Sometimes, the only way to learn the rest of the story is to hunker down and read the entire text of court documents.
Whenever the Rineharts took each other to court, they apparently kept coming back for more litigation. We saw that after Simon Rinehart's death in Perry County, Ohio, back in 1853. Discovering mention of another court case—this time, brought by Simon's son-in-law, Isaac Brown—I went back to look at the details of this subsequent case. That litigation, in turn, brought up arguments between some of the children of Anna Rinehart, Simon's second wife, and his son Jesse. The contention centered around whether Simon had, before his death, given his son Jesse a certain additional piece of land.
Meanwhile, to complicate the matter following the death of their mother, who died intestate, Anna's remaining eight children squabbled over whether her land should be divided eight ways or seven. But don't think we'd arrive at the end of the story with a simple legal decision. During the time those Rinehart descendants' case worked its way through the court system, other events occurred.
For one thing, Anna's three single daughters who had been residing with their parents in the 1850 census—Hannah, Lucinda, and Charlotte—began to experience health problems as they aged. Charlotte, in particular, had been noted in that census to have been "idiotic." Sometime before the death of their mother, Charlotte was in such need of extra care that the Perry County court appointed her brother Jesse as her guardian.

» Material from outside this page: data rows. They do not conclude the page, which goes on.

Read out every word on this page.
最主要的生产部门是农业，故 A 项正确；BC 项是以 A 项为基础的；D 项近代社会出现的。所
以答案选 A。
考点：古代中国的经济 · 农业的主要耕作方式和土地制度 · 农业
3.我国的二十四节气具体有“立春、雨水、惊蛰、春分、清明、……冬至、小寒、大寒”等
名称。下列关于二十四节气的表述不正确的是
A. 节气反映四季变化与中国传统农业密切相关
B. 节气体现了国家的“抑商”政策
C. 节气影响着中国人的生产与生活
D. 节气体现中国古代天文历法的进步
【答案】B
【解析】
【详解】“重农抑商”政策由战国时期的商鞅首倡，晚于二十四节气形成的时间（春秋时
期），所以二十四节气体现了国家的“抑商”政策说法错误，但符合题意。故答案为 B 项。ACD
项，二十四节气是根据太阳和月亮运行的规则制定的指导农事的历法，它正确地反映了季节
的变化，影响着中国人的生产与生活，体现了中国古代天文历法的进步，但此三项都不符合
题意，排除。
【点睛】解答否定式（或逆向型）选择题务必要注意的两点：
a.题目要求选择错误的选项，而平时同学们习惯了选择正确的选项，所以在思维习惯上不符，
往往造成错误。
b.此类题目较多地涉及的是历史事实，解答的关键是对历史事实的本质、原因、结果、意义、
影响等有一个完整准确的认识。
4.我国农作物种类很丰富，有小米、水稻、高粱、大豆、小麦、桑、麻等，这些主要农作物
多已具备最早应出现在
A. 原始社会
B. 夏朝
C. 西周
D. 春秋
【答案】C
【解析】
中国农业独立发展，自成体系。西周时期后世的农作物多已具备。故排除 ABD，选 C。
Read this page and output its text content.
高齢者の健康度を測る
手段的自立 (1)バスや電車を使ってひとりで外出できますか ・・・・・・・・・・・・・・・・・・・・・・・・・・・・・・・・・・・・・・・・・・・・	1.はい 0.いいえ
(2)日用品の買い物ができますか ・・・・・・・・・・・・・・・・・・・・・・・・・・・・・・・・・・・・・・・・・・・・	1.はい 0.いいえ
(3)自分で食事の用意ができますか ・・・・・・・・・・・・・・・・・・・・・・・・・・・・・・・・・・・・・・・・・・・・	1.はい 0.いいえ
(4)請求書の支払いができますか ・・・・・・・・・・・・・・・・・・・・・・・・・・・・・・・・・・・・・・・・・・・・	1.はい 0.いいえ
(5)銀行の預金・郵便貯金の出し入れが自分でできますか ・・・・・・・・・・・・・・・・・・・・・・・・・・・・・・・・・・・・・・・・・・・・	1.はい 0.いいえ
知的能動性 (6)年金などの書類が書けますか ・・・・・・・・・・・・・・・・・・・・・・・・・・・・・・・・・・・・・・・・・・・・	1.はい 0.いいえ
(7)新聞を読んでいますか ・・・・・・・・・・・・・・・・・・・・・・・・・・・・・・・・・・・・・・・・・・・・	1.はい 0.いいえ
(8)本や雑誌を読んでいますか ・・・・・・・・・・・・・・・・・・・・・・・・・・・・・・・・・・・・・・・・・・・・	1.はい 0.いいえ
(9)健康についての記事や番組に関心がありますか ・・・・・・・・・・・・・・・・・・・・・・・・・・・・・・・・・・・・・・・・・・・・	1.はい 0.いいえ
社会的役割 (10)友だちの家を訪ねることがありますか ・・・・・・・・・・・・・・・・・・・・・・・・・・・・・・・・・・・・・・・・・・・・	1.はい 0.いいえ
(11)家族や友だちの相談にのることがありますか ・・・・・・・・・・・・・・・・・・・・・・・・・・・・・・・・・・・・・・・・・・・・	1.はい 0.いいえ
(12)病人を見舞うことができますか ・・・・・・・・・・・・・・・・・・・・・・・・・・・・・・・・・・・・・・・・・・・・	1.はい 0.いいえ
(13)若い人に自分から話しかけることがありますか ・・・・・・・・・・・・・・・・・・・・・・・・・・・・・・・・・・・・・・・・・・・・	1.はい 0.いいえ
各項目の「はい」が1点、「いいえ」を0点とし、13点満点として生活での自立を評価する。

In the midst of the court proceedings due to Anna dying intestate, mention was made of Charlotte's subsequent death in 1861. That, perhaps, might not have been noted, except that in the squabble over division of their mother's land, Jesse brought up the issue of costs borne by him for his sister's funeral and burial expenses, which he felt should be addressed as they considered division of Anna's estate.
There was, however, that one other contention: whether before his death, Simon had given another parcel of land to Jesse, and if that resolved whether Jesse should be included in this later division of Anna's land.
The resolution of that dispute? I can't say. I'm still reading through pages and pages of court documents. However, one thing is sure: you can learn a lot about a family, just by reading up on all their arguments aired in the public setting of a courtroom.